Luapula has one of the country's gloomiest social indicators: the poverty level in some towns is as high as 78 percent, against the national average of 64 percent. HIV prevalence is also higher in the province, compared to the national average of 14.3 percent of sexually active adults aged 15-49. HIV infection among pregnant women in Luapula is 18 percent, with mother-to-child transmission at 40 percent.
One parent in Mansa, the provincial capital of Luapula, who gave his name only as Mwewa, told IRIN early marriages were an effective tool for safeguarding the health of children and upholding family honour. "I would rather my daughter is married early before she 'knows' the world. I don't want her to become pregnant or end up contracting HIV because these children of nowadays know a lot of things, and whether you like it or not they already practice these things."
Grace Mwendapole, a programme unit manager in Mansa for Plan International, a child rights organization, said early marriages were a violation of the children's basic rights to a safe childhood, education, good health, and being able to make decisions about their own lives, and perpetuated gender-based violence.
“Because most girls are married off to older men, they have to live in abusive relationships [and] the poverty cycle continues. Some of them suffer from various complications [while giving birth] and some of them even end up dying," she told IRIN.

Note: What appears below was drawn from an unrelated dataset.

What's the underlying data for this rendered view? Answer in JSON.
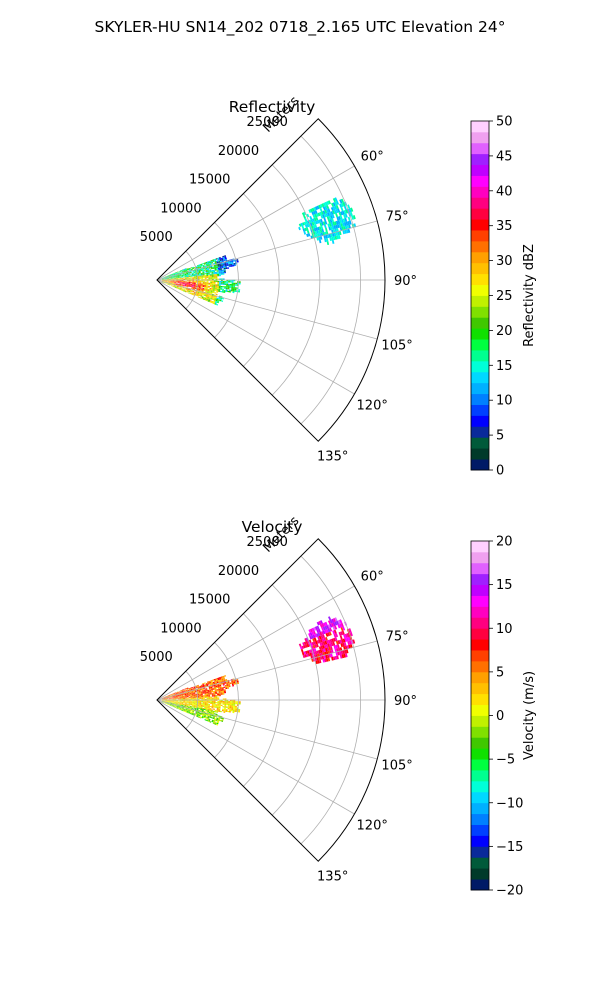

Marriages in Zambia can be customary, legal or religious, but religious unions are not recognized by the state. Experts blame customary marriages for fuelling child unions, as they often disregard the law in that they are arranged without the bride's consent.
"What is sad is that despite all the conventions we have signed [the Convention on the Rights of the Child and the Convention on the Elimination of Discrimination against Women], Zambian law does not even have any definition of early marriage. What we are talking about is, in fact, not even early marriage but child defilement - that is what it should be called," Mwendapole said.
"If we bring in [the] term of 'early marriage' it complicates the whole thing.”
Traditional leaders taking the lead
Some traditional leaders in Luapula Province have begun acting against child marriages. Chief Kasoma Lwela, a traditional ruler in Mansa, dissolved 15 child marriages in 2010 alone, and in the process sent about 12 girls back to school.
"Under-age marriages are rife in my area, and are affecting the education of girl children and exposing them to HIV and AIDS at a tender age. Early marriages are exposing young girls to complications when giving birth, resulting in increased maternal and infant mortality," he told IRIN. He intends to dissolve all child marriages in his jurisdiction through the traditional courts.
Elicho Bwalya, the provincial medical officer, said government had intensified awareness-raising campaigns to curb teenage pregnancies and child marriages in Luapula.
With support from UNFPA, the government has so far trained 56 health staff in long-term family planning methods, a further 49 in emergency obstetric and neo-natal care, and 1,010 community workers in family planning promotion and distribution of materials across the province, he said.
"This situation of having children carrying their fellow children [in pregnancies] is making our healthcare programmes very difficult to implement, because we are talking to immature people," Bwalya said.
"We end up with a lot of diseases in the community, affecting mothers, affecting children, and this will consequently translate to more poverty at national level."